(Graphic by: Felisha Larsen)
(Graphic by: Felisha Larsen)

Rewards have always been a good motivator. They are a classic parenting technique. How else can you get a child to clean their room? You have to bribe them or take something away.

The same goes for athletes. They work hard for the ultimate prize winning the division, making the playoffs, winning a championship. It matters. It’s something many players strive for their whole career. Any help in this quest is welcome.

The Major League Baseball All-Star game is tonight. Although baseball, to me, isn’t the most exciting sport, the Midsummer Classic is by far the best all-star game in professional sports for one reason: It matters.

Every big professional sport has its own version of the all-star game. Baseball’s all-star game is different because the winning team gets a distinct advantage at the end of the season. The league that wins gets home-field advantage in the World Series. No other all-star game gives such an incentive to its participants.

The NFL’s all-star game, the Pro Bowl, is different because it is held a week before the Super Bowl. The Pro Bowl players on each of the teams competing in the Super Bowl do not attend the event, instead resting for the big game. The Pro Bowl has also faced scrutiny for the past few years. The tackling has been a joke, defense rarely puts in a lot of effort, and the fans have reacted. The NFL has been contemplating scrapping the game, barring an increased effort by the players. Last season, the game was a little better. J.J. Watt even came out with a bloodied arm, showing it to the camera to prove to Commissioner Roger Goodell that they were working hard. It may just be so they can keep their free trip to Hawaii.

The NBA all-star game isn’t any better on the defensive side. The games usually end with each team scoring at least 150 points. The best part of the all-star weekend is the skills competitions: the 3-Point Shootout, the Slam Dunk Contest, the Rising Stars Challenge and the Skills Challenge. But I think the game itself is the most entertaining out of all the all-star games out there.

In soccer, a team of all-stars is put together to face a foreign league team. Hockey has forgone conferences and has two teams put together from a player pool, much like a fantasy league.

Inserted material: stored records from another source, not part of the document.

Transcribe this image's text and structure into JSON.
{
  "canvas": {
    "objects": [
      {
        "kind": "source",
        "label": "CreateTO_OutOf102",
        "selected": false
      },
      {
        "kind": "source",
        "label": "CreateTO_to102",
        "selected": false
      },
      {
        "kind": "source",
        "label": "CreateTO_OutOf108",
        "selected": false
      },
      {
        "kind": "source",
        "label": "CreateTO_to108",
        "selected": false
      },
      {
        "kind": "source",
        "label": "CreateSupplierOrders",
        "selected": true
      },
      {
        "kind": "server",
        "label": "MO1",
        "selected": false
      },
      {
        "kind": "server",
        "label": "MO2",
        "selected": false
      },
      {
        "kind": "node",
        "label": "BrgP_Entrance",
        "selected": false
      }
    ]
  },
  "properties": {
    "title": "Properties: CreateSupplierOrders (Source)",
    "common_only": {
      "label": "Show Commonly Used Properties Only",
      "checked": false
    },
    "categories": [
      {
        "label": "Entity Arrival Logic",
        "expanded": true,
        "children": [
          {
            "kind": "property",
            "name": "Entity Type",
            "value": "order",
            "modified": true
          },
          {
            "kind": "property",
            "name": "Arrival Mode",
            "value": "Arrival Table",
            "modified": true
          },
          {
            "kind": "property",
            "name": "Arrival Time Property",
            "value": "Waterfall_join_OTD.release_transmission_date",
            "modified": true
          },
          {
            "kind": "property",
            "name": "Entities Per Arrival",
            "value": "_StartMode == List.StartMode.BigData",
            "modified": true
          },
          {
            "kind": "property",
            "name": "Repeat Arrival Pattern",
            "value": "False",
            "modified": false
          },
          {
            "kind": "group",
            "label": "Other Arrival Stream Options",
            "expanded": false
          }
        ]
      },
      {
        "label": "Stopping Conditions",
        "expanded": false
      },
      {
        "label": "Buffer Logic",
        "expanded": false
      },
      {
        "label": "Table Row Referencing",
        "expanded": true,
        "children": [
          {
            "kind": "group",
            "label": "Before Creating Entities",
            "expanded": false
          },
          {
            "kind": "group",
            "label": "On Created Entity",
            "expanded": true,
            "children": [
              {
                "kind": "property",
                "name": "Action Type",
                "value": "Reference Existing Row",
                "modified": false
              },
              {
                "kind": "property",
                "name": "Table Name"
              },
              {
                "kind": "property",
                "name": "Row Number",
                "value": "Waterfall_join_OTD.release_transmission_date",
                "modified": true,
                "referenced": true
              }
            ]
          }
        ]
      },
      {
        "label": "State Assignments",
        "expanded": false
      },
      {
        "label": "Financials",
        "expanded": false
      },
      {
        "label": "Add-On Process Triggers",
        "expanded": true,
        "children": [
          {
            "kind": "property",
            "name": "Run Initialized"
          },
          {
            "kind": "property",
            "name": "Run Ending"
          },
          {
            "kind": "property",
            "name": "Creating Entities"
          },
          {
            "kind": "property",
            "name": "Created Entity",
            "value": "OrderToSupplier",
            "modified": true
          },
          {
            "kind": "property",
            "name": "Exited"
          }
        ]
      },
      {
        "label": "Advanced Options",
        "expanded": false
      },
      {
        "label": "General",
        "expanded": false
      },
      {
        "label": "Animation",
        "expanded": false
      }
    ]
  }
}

Baseball’s all-star game is a bit strange. There is a lot of strategy involved. Each team has a 34-man roster, which make for constant lineup and pitching changes. But there is just something different about the game. You can tell that the players are giving their all, no matter if their actual team has any chance of making the World Series, or even the playoffs. That is true league pride.

When something matters, all stops are pulled out. The fans get what they want: true competition and the best players in the game providing it. That is what the MLB all-star game provides.

So sit back and watch a true competition. It sort of has an Olympic-type feel, because everything is put out on the line to not only represent yourself, but your league. The strategy may go right over your head, but the spirit of the game is intoxicating.